Your payroll is due every other Friday. Your provider needs submissions by Tuesday at 5 PM. That gives you three business days to collect timesheets, review hours, handle exceptions, and submit — until a Monday holiday turns that three-day window into two. Payroll has zero margin for error: employees notice immediately when a check is wrong or late.
The Hidden Math Behind Pay Periods
Not all pay periods are created equal, and the business-day count is why:
| Frequency | Standard days | With 1 holiday | Worst case | Annual periods |
|---|---|---|---|---|
| Biweekly | 10 business days | 9 business days | as few as 7 (Thanksgiving week) | 26 (sometimes 27) |
| Semi-monthly | 9–12 business days | compressed further | 9–10 (Feb 1st half) | always 24 |
| Monthly | 18–23 business days | — | 18 (Nov, US) | 12 |
The difference between a 12-business-day period and a 9-business-day period is 25% less time to process the same amount of work. If your team barely finishes in 12 days, 9 days will break your process.
The Submission Deadline Trap
Most payroll providers (ADP, Paychex, Gusto, Paylocity) require submission 2–3 business days before payday. In a normal week with a Friday payday, you collect timesheets Monday, review Tuesday, and submit Wednesday. Add a Monday holiday and you've lost 25% of your processing time — timesheet collection and review get compressed into a single day.

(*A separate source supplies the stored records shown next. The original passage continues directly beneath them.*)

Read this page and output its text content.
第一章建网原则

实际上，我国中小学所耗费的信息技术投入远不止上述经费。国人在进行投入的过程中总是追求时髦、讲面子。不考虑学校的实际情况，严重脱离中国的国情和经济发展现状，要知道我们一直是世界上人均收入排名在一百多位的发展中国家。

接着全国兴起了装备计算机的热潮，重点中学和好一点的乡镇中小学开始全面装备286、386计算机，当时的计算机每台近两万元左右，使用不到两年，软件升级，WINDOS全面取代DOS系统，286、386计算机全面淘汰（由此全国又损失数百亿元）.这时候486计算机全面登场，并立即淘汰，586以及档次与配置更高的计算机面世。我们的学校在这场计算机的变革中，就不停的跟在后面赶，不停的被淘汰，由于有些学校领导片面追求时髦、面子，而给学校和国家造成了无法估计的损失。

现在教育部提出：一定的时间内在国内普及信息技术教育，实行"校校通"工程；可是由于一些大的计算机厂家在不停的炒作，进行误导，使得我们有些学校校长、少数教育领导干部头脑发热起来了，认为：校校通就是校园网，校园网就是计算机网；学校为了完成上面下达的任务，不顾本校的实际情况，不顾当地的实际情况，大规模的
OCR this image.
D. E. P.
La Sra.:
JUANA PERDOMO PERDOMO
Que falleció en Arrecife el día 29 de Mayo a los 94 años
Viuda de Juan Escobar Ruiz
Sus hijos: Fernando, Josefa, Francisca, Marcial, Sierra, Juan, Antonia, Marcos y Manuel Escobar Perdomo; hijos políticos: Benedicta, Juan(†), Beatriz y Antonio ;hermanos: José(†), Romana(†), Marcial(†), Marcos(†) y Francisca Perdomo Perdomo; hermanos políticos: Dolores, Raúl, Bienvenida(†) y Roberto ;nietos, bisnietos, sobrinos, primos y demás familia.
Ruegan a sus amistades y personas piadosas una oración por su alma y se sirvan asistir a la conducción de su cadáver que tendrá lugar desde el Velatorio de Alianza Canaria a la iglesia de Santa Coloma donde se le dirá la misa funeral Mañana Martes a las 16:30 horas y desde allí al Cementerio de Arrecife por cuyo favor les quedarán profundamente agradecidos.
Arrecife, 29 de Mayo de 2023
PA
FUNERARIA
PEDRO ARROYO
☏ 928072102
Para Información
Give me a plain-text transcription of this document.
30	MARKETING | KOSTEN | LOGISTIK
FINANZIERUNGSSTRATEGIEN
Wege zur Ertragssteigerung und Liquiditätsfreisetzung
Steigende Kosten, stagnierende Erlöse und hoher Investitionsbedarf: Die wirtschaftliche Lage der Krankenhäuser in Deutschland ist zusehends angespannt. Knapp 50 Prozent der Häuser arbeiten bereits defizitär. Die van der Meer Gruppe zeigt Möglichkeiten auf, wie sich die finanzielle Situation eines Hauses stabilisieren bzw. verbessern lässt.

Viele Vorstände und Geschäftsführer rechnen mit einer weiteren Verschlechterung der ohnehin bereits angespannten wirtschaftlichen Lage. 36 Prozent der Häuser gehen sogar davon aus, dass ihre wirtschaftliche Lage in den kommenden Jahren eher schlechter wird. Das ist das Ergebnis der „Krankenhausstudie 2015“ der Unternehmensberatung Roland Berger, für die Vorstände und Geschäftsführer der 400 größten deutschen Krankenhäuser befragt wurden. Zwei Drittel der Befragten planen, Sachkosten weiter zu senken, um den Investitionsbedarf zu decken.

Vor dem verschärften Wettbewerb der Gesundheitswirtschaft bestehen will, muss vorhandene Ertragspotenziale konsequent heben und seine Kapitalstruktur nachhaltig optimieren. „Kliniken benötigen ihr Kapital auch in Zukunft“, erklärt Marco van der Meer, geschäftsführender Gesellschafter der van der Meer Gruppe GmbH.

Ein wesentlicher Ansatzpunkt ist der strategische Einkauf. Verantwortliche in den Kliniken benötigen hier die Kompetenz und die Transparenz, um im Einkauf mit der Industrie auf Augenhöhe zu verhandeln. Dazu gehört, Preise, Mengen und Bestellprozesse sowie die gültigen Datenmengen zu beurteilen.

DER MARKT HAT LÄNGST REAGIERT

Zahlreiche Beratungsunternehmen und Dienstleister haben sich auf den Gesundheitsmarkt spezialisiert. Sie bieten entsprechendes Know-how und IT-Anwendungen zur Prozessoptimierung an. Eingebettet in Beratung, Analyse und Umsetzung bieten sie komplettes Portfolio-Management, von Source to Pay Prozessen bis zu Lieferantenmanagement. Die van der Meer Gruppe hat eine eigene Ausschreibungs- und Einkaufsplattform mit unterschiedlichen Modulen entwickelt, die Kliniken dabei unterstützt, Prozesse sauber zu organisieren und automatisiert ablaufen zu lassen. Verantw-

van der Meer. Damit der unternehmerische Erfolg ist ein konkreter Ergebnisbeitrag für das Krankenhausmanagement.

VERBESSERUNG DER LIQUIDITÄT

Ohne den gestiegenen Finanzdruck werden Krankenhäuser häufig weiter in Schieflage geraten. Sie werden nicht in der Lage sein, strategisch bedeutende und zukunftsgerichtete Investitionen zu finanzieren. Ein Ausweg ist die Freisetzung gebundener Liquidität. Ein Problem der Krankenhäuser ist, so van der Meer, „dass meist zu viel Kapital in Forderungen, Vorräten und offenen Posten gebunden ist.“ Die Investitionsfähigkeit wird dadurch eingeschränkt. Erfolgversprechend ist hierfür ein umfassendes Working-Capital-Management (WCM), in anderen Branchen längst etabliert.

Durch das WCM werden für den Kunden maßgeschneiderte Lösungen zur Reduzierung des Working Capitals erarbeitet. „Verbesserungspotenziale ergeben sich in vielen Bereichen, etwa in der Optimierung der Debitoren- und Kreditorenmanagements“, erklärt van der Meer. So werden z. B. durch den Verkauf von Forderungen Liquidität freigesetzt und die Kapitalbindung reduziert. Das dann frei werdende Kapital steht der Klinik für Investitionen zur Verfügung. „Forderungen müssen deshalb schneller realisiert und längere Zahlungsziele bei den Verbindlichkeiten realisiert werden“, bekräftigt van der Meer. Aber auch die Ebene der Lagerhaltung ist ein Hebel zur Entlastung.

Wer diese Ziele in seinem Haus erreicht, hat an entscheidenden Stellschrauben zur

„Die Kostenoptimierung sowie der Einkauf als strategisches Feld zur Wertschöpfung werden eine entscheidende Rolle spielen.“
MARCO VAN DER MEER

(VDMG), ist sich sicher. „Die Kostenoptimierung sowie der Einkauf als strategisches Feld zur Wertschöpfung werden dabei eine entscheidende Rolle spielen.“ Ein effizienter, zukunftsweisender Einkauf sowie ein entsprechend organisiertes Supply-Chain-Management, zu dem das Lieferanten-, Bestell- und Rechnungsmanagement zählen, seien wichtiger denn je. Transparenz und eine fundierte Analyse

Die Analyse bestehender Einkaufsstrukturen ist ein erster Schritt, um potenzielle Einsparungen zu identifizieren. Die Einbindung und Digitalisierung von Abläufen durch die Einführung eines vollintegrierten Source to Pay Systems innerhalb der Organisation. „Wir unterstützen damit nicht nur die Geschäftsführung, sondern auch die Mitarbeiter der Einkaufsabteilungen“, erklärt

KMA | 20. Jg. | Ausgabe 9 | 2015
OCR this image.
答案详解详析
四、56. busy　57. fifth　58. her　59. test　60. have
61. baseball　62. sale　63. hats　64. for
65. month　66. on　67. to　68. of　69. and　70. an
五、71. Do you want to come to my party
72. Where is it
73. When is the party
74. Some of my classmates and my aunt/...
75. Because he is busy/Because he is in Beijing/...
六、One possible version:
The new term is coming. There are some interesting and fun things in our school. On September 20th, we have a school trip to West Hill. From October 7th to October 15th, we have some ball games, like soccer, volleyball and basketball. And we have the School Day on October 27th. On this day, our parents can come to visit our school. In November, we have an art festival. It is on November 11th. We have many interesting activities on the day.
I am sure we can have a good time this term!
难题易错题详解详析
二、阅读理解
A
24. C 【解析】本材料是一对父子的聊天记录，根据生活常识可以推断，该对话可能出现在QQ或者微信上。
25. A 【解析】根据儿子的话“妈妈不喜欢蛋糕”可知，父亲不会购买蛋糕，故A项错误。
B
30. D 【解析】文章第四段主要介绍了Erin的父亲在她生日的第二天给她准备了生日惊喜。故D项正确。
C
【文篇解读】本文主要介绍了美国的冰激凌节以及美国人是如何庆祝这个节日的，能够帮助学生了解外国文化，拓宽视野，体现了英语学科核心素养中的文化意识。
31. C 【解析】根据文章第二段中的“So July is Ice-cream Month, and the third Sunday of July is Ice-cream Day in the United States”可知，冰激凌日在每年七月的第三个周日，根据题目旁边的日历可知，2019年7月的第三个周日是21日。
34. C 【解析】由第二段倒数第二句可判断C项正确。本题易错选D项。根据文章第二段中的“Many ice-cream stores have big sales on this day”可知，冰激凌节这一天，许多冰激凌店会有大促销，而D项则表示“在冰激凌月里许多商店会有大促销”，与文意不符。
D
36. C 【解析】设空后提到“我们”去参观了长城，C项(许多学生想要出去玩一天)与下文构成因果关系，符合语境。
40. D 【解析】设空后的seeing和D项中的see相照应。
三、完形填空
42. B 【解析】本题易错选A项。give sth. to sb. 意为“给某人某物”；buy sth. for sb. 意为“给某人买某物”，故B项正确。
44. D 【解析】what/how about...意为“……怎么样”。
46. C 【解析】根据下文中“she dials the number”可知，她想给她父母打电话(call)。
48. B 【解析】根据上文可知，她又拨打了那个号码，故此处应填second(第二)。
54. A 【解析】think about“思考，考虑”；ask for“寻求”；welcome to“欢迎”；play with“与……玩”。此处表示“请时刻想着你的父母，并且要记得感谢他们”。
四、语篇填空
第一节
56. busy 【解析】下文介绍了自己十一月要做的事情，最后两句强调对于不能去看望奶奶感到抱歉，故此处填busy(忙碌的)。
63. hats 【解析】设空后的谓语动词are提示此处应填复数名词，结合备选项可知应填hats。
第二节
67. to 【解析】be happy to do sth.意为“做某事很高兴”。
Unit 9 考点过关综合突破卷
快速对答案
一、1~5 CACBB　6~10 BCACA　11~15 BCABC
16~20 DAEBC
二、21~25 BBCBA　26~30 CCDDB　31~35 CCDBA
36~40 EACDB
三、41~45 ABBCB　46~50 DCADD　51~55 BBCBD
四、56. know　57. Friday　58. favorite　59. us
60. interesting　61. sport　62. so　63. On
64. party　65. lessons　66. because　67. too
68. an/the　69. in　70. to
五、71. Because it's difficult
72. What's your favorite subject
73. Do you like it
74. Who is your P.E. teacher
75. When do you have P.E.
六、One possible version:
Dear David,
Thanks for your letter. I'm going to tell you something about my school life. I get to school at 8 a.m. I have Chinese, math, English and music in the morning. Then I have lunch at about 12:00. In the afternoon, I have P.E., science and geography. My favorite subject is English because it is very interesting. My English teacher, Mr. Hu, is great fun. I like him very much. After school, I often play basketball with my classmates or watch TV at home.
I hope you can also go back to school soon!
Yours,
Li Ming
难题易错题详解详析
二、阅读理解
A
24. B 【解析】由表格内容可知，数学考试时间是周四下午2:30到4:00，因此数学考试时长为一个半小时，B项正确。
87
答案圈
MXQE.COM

Some providers also move payday earlier when banks are closed on the scheduled date, which can shrink a three-day processing window down to one. This happens most often around Thanksgiving, Christmas, and Independence Day.
Build your payroll calendar in seconds
Count exact business days between any two dates, with accurate holiday calendars for 50+ countries.
Open Business Days Calculator →Month-by-Month Payroll Pressure Points (2026)
- January — New Year's Day + MLK Day compress two pay periods, and W-2 prep deadlines approach.
- February — Presidents' Day plus the shortest month means the 1st–15th semi-monthly period can drop to 9 business days.
- May — Memorial Day compresses end-of-month payrolls.
- July — Independence Day disrupts both semi-monthly periods.
- September — Labor Day disrupts the start of the month.
- November — the worst month: Veterans Day and Thanksgiving together can leave a biweekly period with only 7 working days.
- December — Christmas plus year-end processing, bonus runs, and W-2 verification all compete for the same shrunken week.
Check exact counts for any month with our monthly business day pages — swap the month and year in the URL for any period you need.
The Year-End Payroll Crunch
December payroll is its own category of stress. You're running the final payroll of the year, a separate bonus run with separate tax calculations, year-end adjustments, W-2 data verification, 401(k) true-up contributions, and state unemployment tax reconciliation — all while Christmas removes a business day, New Year's Eve shortens office hours, and both employees and payroll vendors run on skeleton crews.
The smart move: map out every December deadline in business days on December 1, so you know your real deadlines rather than the ones that assume a normal week.
Direct Deposit Timing: Why Business Days Matter to Employees
Employees don't think in business days — they think in "when does the money hit my account." Direct deposits process on business days only, so an ACH transfer initiated Friday typically arrives Monday (Tuesday if Monday is a holiday). When payday itself falls on a bank holiday, most providers move the deposit to the previous business day, though some push it to the next one instead. "Why didn't I get paid on Friday?" almost always comes down to a business-day calculation the employee never saw.
How to Build a Payroll Calendar
- List every pay date for the year.
- Mark holidays that fall within 3 business days of each pay date.
- Calculate the submission deadline for each period (pay date minus your provider's required lead time).
- Identify compressed periods with fewer than your normal processing days.
- Flag year-end dates for bonus runs, W-2 prep, and tax deadlines.
Use our Payday Calculator to generate a full year of pay dates with holiday-adjusted flags automatically, or the main business days calculator to check any specific window.
Frequently Asked Questions
How many business days are in a biweekly pay period?
A standard biweekly pay period has 10 business days. With one public holiday it drops to 9, and around Thanksgiving week it can fall to as few as 7 if a company closes early.
Why does my payroll provider need submissions 2-3 business days early?
Providers like ADP, Paychex, and Gusto need lead time to process direct deposits through the ACH banking network, which only moves funds on business days. A holiday in that window compresses your entire processing schedule.
Which months are hardest for payroll processing?
November and December are the toughest in the US — Veterans Day, Thanksgiving, and Christmas fall close together, compressing pay periods to as few as 7 business days while year-end bonus runs and W-2 prep add extra deadlines.
What happens to direct deposit when payday falls on a holiday?
Most providers move the deposit to the previous business day so employees aren't left waiting through a holiday weekend. A smaller number of providers push it to the next business day instead — check your provider's specific policy.
How far in advance should I plan a payroll calendar?
Build the full year's payroll calendar every January. Mapping deadlines in advance means holiday-compressed periods are a known quantity, not a surprise you discover the week it happens.